Re: Weird lock-ups

"Krishna Srinivas" <krishna@xxxxxxxxxxxxx> · Wed, 22 Oct 2008 17:16:27 +0530

On Tue, Oct 21, 2008 at 5:54 PM, Gordan Bobic <gordan@xxxxxxxxxx> wrote:
> I'm starting to see lock-ups when using a single-file client/server setup.
>
> machine1 (x86): =================================
> volume home2
>        type protocol/client
>        option transport-type tcp/client
>        option remote-host 192.168.3.1
>        option remote-subvolume home2
> end-volume
>
> volume home-store
>        type storage/posix
>        option directory /gluster/home
> end-volume
>
> volume home1
>        type features/posix-locks
>        subvolumes home-store
> end-volume
>
> volume server
>        type protocol/server
>        option transport-type tcp/server
>        subvolumes home1
>        option auth.ip.home1.allow 127.0.0.1,192.168.*
> end-volume
>
> volume home
>        type cluster/afr
>        subvolumes home1 home2
>        option read-subvolume home1
> end-volume
>
> machine2 (x86-64): =================================
> volume home1
>        type protocol/client
>        option transport-type tcp/client
>        option remote-host 192.168.0.1
>        option remote-subvolume home1
> end-volume
>
> volume home-store
>        type storage/posix
>        option directory /gluster/home
> end-volume
>
> volume home2
>        type features/posix-locks
>        subvolumes home-store
> end-volume
>
> volume server
>        type protocol/server
>        option transport-type tcp/server
>        subvolumes home2
>        option auth.ip.home2.allow 127.0.0.1,192.168.*
> end-volume
>
> volume home
>        type cluster/afr
>        subvolumes home1 home2
>        option read-subvolume home2
> end-volume
>
> ==================
>
> Do those configs look sane?
>
> When one machine is running on it's own, it's fine.
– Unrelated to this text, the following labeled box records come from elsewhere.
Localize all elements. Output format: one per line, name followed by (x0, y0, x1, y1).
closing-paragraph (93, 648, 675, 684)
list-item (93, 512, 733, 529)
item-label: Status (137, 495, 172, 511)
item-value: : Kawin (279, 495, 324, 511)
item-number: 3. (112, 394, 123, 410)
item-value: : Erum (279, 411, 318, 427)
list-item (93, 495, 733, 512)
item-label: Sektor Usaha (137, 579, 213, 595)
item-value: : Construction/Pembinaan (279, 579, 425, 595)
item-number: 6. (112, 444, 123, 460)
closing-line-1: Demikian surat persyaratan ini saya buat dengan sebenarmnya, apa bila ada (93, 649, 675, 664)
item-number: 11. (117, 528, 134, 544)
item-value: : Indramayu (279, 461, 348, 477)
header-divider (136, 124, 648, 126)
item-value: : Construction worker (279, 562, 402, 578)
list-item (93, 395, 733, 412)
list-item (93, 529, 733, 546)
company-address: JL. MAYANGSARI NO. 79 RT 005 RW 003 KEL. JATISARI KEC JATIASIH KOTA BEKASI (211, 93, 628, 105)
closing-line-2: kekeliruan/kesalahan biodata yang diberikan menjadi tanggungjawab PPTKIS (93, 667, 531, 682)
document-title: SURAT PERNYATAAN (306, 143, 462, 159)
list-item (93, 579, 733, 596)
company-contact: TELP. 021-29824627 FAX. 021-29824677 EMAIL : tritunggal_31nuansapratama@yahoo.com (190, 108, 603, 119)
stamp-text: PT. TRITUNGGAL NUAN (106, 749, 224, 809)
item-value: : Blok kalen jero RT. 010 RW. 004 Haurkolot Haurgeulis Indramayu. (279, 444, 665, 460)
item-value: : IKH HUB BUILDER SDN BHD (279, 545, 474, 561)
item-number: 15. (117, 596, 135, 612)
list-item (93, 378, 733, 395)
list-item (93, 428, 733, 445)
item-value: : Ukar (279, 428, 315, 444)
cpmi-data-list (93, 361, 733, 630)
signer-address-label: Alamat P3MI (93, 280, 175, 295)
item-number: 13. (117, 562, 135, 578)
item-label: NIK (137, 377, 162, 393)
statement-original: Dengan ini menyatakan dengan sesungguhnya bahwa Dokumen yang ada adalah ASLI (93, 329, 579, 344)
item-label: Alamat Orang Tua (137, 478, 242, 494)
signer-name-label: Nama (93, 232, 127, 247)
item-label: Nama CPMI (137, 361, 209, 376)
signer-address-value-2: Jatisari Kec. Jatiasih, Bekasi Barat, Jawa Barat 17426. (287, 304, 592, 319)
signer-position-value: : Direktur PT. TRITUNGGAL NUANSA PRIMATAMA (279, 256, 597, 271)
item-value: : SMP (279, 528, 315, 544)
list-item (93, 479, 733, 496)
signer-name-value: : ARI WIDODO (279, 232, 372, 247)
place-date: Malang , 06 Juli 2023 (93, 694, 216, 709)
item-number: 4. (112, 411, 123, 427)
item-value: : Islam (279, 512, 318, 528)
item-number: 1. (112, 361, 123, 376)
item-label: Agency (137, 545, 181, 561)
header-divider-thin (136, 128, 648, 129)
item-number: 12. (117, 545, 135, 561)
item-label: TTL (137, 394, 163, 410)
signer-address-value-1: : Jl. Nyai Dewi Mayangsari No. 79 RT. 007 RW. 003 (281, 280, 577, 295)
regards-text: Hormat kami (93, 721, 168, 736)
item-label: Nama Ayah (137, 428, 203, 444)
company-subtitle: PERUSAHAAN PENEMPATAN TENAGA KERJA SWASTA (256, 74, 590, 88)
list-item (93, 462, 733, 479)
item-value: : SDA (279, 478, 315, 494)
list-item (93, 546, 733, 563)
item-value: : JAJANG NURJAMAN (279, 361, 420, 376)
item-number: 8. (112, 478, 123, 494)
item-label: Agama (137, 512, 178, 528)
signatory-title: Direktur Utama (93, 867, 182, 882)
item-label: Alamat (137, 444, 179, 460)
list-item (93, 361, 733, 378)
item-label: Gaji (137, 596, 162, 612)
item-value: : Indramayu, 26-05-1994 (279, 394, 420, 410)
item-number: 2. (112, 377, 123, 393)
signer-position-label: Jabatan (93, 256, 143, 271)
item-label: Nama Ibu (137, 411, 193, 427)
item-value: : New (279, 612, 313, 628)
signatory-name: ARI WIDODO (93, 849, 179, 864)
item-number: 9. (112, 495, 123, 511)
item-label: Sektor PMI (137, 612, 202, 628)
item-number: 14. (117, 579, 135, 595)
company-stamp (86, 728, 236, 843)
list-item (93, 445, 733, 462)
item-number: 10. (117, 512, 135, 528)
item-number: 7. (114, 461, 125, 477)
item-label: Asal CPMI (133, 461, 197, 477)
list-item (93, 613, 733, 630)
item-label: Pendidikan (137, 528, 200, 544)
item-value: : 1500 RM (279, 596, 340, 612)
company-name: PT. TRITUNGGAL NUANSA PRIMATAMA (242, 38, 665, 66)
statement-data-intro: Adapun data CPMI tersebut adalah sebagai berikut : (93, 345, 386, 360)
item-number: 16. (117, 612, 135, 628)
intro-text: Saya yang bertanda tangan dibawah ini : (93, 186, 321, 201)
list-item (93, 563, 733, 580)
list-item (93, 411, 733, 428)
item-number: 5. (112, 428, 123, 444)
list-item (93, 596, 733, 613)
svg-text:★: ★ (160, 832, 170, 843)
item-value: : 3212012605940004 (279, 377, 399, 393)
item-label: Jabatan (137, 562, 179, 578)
Other client-only
> machines can connect to it without any problems. However, as soon as the
> second client/server comes up, typically the first ls access on the
> directory will lock the whole thing up solid.
>
> Interestingly, on the x86 machine, the glusterfs process can always be
> killed. Not so on the x86-64 machine (the 2nd machine that comes up). kill
> -9 doesn't kill it. The only way to clear the lock-up is to reboot.
>
> Using the 1.3.12 release compiled into an RPM on both machines (CentOS 5.2).
>
> One thing worthy of note is that machine2 is nfsrooted / network booted. It
> has local disks in it, and a local dmraid volume is mounted under /gluster
> on it (machine1 has a disk-backed root).
>
> So, on machine1:
> / is local disk
> on machine2:
> / is NFS
> /gluster is local disk
> /gluster/home is exported in the volume spec for AFR.
>
> If /gluster/home is newly created, it tends to get a little further, but
> still locks up pretty quickly. If I try to execute find /home once it is
> mounted, it will eventually hang, and the only thing of note I could see in
> the logs is that it said "active lock found" at the point where it

Do you see this error on server1 or server2? Any other clues in the logs?

Krishna